Circles: Faixa onde as guitarras dão vez aos violões (embora elas apareçam sutilmente) e uma atmosfera mais branda, trazendo uma vibe Soft Rock que nos remete aos momentos mais calmos do Alice In Chains, Rob Thomas (Matchbox Twenty) e Goo Goo Dolls.

The Big Picture: O encontro do Modern Hard Rock com o Stoner Rock resultou nesta, que figura na lista das composições mais “pesadas” lembrando a sonoridade do Velvet Revolver com o Stone Temple Pilots e seus vocais mais rasgados, principalmente, no refrão.

Think It Over: Com seu início a la Keane, The Killers e Arctic Monkeys, somos apresentados provavelmente a música mais “comercial” do disco, daquelas que trazem consigo todas as características típicas do que se ouve nas FM ‘s.
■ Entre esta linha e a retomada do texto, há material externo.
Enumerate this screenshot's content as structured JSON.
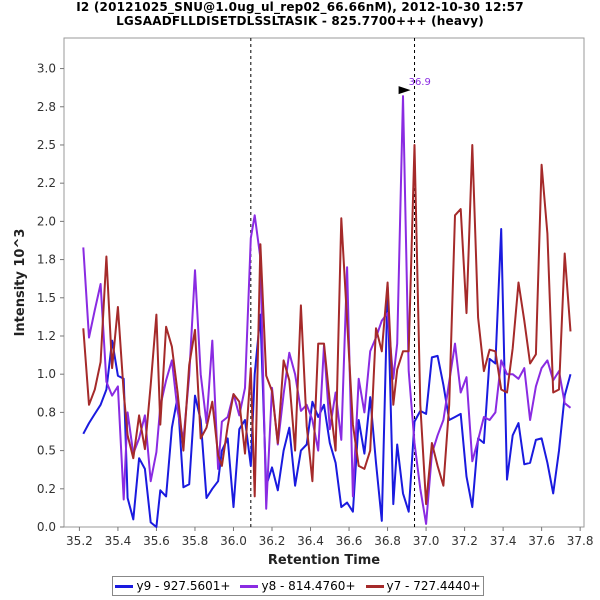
{
  "title_line1": "I2 (20121025_SNU@1.0ug_ul_rep02_66.66nM), 2012-10-30 12:57",
  "title_line2": "LGSAADFLLDISETDLSSLTASIK - 825.7700+++ (heavy)",
  "chart_data": {
    "type": "line",
    "xlabel": "Retention Time",
    "ylabel": "Intensity 10^3",
    "xlim": [
      35.12,
      37.82
    ],
    "ylim": [
      0,
      3.2
    ],
    "x_ticks": [
      "35.2",
      "35.4",
      "35.6",
      "35.8",
      "36.0",
      "36.2",
      "36.4",
      "36.6",
      "36.8",
      "37.0",
      "37.2",
      "37.4",
      "37.6",
      "37.8"
    ],
    "y_ticks": [
      "0.0",
      "0.2",
      "0.5",
      "0.8",
      "1.0",
      "1.2",
      "1.5",
      "1.8",
      "2.0",
      "2.2",
      "2.5",
      "2.8",
      "3.0"
    ],
    "vlines": [
      36.09,
      36.94
    ],
    "peak_annotation": {
      "text": "36.9",
      "x": 36.93,
      "y": 2.82
    },
    "series": [
      {
        "name": "y9 - 927.5601+",
        "color": "#1a1adf",
        "x": [
          35.22,
          35.25,
          35.28,
          35.31,
          35.34,
          35.37,
          35.4,
          35.43,
          35.45,
          35.48,
          35.51,
          35.54,
          35.57,
          35.6,
          35.62,
          35.65,
          35.68,
          35.71,
          35.74,
          35.77,
          35.8,
          35.83,
          35.86,
          35.89,
          35.92,
          35.94,
          35.97,
          36.0,
          36.03,
          36.06,
          36.09,
          36.11,
          36.14,
          36.17,
          36.2,
          36.23,
          36.26,
          36.29,
          36.32,
          36.35,
          36.38,
          36.41,
          36.44,
          36.47,
          36.5,
          36.53,
          36.56,
          36.59,
          36.62,
          36.65,
          36.68,
          36.71,
          36.74,
          36.77,
          36.8,
          36.83,
          36.85,
          36.88,
          36.91,
          36.94,
          36.97,
          37.0,
          37.03,
          37.06,
          37.09,
          37.12,
          37.15,
          37.18,
          37.21,
          37.24,
          37.27,
          37.3,
          37.33,
          37.36,
          37.39,
          37.42,
          37.45,
          37.48,
          37.51,
          37.54,
          37.57,
          37.6,
          37.63,
          37.66,
          37.69,
          37.72,
          37.75
        ],
        "y": [
          0.61,
          0.68,
          0.74,
          0.8,
          0.9,
          1.22,
          0.99,
          0.97,
          0.19,
          0.05,
          0.45,
          0.38,
          0.03,
          0.0,
          0.24,
          0.2,
          0.65,
          0.85,
          0.26,
          0.28,
          0.86,
          0.7,
          0.19,
          0.25,
          0.3,
          0.5,
          0.58,
          0.13,
          0.64,
          0.7,
          0.4,
          1.0,
          1.39,
          0.27,
          0.39,
          0.24,
          0.5,
          0.65,
          0.27,
          0.5,
          0.54,
          0.82,
          0.72,
          0.8,
          0.55,
          0.42,
          0.13,
          0.16,
          0.1,
          0.7,
          0.48,
          0.85,
          0.42,
          0.04,
          1.57,
          0.15,
          0.54,
          0.22,
          0.1,
          0.69,
          0.76,
          0.74,
          1.11,
          1.12,
          0.93,
          0.7,
          0.72,
          0.74,
          0.33,
          0.13,
          0.58,
          0.55,
          1.1,
          1.07,
          1.95,
          0.31,
          0.6,
          0.68,
          0.41,
          0.42,
          0.57,
          0.58,
          0.42,
          0.22,
          0.5,
          0.86,
          1.0
        ]
      },
      {
        "name": "y8 - 814.4760+",
        "color": "#8a2be2",
        "x": [
          35.22,
          35.25,
          35.28,
          35.31,
          35.34,
          35.37,
          35.4,
          35.43,
          35.45,
          35.48,
          35.51,
          35.54,
          35.57,
          35.6,
          35.62,
          35.65,
          35.68,
          35.71,
          35.74,
          35.77,
          35.8,
          35.83,
          35.86,
          35.89,
          35.92,
          35.94,
          35.97,
          36.0,
          36.03,
          36.06,
          36.09,
          36.11,
          36.14,
          36.17,
          36.2,
          36.23,
          36.26,
          36.29,
          36.32,
          36.35,
          36.38,
          36.41,
          36.44,
          36.47,
          36.5,
          36.53,
          36.56,
          36.59,
          36.62,
          36.65,
          36.68,
          36.71,
          36.74,
          36.77,
          36.8,
          36.83,
          36.85,
          36.88,
          36.91,
          36.94,
          36.97,
          37.0,
          37.03,
          37.06,
          37.09,
          37.12,
          37.15,
          37.18,
          37.21,
          37.24,
          37.27,
          37.3,
          37.33,
          37.36,
          37.39,
          37.42,
          37.45,
          37.48,
          37.51,
          37.54,
          37.57,
          37.6,
          37.63,
          37.66,
          37.69,
          37.72,
          37.75
        ],
        "y": [
          1.83,
          1.24,
          1.42,
          1.59,
          0.95,
          0.86,
          0.92,
          0.18,
          0.75,
          0.48,
          0.58,
          0.73,
          0.3,
          0.49,
          0.79,
          0.96,
          1.09,
          0.76,
          0.57,
          0.99,
          1.68,
          1.0,
          0.68,
          1.22,
          0.38,
          0.69,
          0.72,
          0.87,
          0.73,
          0.91,
          1.89,
          2.04,
          1.76,
          0.12,
          0.91,
          0.54,
          0.87,
          1.14,
          1.0,
          0.76,
          0.8,
          0.7,
          0.5,
          1.19,
          0.64,
          0.88,
          0.57,
          1.7,
          0.2,
          0.97,
          0.75,
          1.15,
          1.24,
          1.35,
          1.4,
          0.97,
          1.2,
          2.82,
          1.02,
          0.55,
          0.25,
          0.02,
          0.48,
          0.6,
          0.7,
          0.95,
          1.2,
          0.88,
          0.98,
          0.43,
          0.57,
          0.72,
          0.7,
          0.75,
          1.09,
          1.0,
          1.0,
          0.97,
          1.04,
          0.7,
          0.92,
          1.04,
          1.09,
          0.96,
          1.02,
          0.81,
          0.78
        ]
      },
      {
        "name": "y7 - 727.4440+",
        "color": "#a52a2a",
        "x": [
          35.22,
          35.25,
          35.28,
          35.31,
          35.34,
          35.37,
          35.4,
          35.43,
          35.45,
          35.48,
          35.51,
          35.54,
          35.57,
          35.6,
          35.62,
          35.65,
          35.68,
          35.71,
          35.74,
          35.77,
          35.8,
          35.83,
          35.86,
          35.89,
          35.92,
          35.94,
          35.97,
          36.0,
          36.03,
          36.06,
          36.09,
          36.11,
          36.14,
          36.17,
          36.2,
          36.23,
          36.26,
          36.29,
          36.32,
          36.35,
          36.38,
          36.41,
          36.44,
          36.47,
          36.5,
          36.53,
          36.56,
          36.59,
          36.62,
          36.65,
          36.68,
          36.71,
          36.74,
          36.77,
          36.8,
          36.83,
          36.85,
          36.88,
          36.91,
          36.94,
          36.97,
          37.0,
          37.03,
          37.06,
          37.09,
          37.12,
          37.15,
          37.18,
          37.21,
          37.24,
          37.27,
          37.3,
          37.33,
          37.36,
          37.39,
          37.42,
          37.45,
          37.48,
          37.51,
          37.54,
          37.57,
          37.6,
          37.63,
          37.66,
          37.69,
          37.72,
          37.75
        ],
        "y": [
          1.3,
          0.8,
          0.9,
          1.08,
          1.77,
          1.04,
          1.44,
          0.88,
          0.6,
          0.45,
          0.73,
          0.51,
          0.93,
          1.39,
          0.67,
          1.31,
          1.18,
          0.88,
          0.5,
          1.06,
          1.29,
          0.58,
          0.65,
          0.82,
          0.47,
          0.4,
          0.66,
          0.87,
          0.82,
          0.48,
          1.04,
          0.2,
          1.85,
          0.99,
          0.89,
          0.55,
          1.09,
          0.96,
          0.5,
          1.45,
          0.66,
          0.3,
          1.2,
          1.2,
          0.82,
          0.5,
          2.02,
          1.35,
          0.67,
          0.4,
          0.38,
          0.5,
          1.3,
          1.15,
          1.6,
          0.8,
          1.03,
          1.15,
          1.15,
          2.5,
          0.8,
          0.15,
          0.55,
          0.4,
          0.27,
          0.8,
          2.04,
          2.08,
          1.4,
          2.5,
          1.37,
          1.02,
          1.16,
          1.15,
          0.9,
          0.88,
          1.17,
          1.6,
          1.35,
          1.07,
          1.13,
          2.37,
          1.92,
          0.88,
          0.9,
          1.79,
          1.28
        ]
      }
    ]
  }
}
Isso é ruim? Claro que não! Um músico vive de música e se ela entrar nas programações das rádios mundiais, é sinal de que todo o trabalho valeu a pena, pois certamente ele (o artista) almejou isso. No mais, o fato de se tornar comercial não quer dizer necessariamente que a mesma é descartável.
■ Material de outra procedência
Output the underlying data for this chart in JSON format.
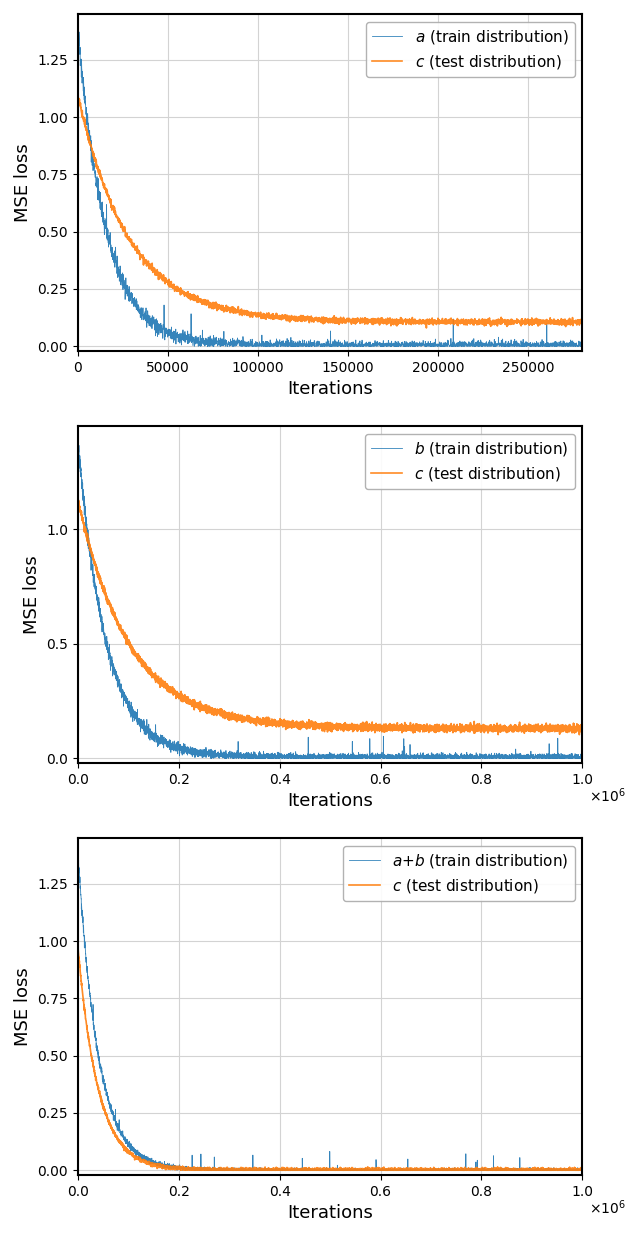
{
  "blue_color": "#1f77b4",
  "orange_color": "#ff7f0e",
  "ylabel": "MSE loss",
  "xlabel": "Iterations",
  "plots": [
    {
      "train_label": "$a$ (train distribution)",
      "test_label": "$c$ (test distribution)",
      "xlim": [
        0,
        280000
      ],
      "ylim": [
        -0.02,
        1.45
      ],
      "xticks": [
        0,
        50000,
        100000,
        150000,
        200000,
        250000
      ],
      "yticks": [
        0.0,
        0.25,
        0.5,
        0.75,
        1.0,
        1.25
      ],
      "n_points": 2800,
      "use_sci": false,
      "train_peak": 1.38,
      "test_peak": 0.97,
      "train_floor": 0.005,
      "test_floor": 0.105,
      "train_decay": 18,
      "test_decay": 10
    },
    {
      "train_label": "$b$ (train distribution)",
      "test_label": "$c$ (test distribution)",
      "xlim": [
        0,
        1000000
      ],
      "ylim": [
        -0.02,
        1.45
      ],
      "xticks": [
        0,
        200000,
        400000,
        600000,
        800000,
        1000000
      ],
      "yticks": [
        0.0,
        0.5,
        1.0
      ],
      "n_points": 5000,
      "use_sci": true,
      "train_peak": 1.38,
      "test_peak": 0.97,
      "train_floor": 0.005,
      "test_floor": 0.13,
      "train_decay": 18,
      "test_decay": 10
    },
    {
      "train_label": "$a$+$b$ (train distribution)",
      "test_label": "$c$ (test distribution)",
      "xlim": [
        0,
        1000000
      ],
      "ylim": [
        -0.02,
        1.45
      ],
      "xticks": [
        0,
        200000,
        400000,
        600000,
        800000,
        1000000
      ],
      "yticks": [
        0.0,
        0.25,
        0.5,
        0.75,
        1.0,
        1.25
      ],
      "n_points": 5000,
      "use_sci": true,
      "train_peak": 1.38,
      "test_peak": 0.97,
      "train_floor": 0.002,
      "test_floor": 0.002,
      "train_decay": 25,
      "test_decay": 25
    }
  ]
}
You’re To Blame: Sem delongas, é necessário dizer que esta é a faixa onde o jovem Wolfie mostra a fonte onde bebeu por longos anos. É impossível ouvir o solo de “You’re To Blame” e não elevar o pensamento ao mestre Eddie Van Halen.

Com seu andamento moderno e uma levada que mistura Queen of The Stone Ages com Fuel, estamos diante de uma canção voltada ao que fazem as bandas modernas de Rock Alternativo.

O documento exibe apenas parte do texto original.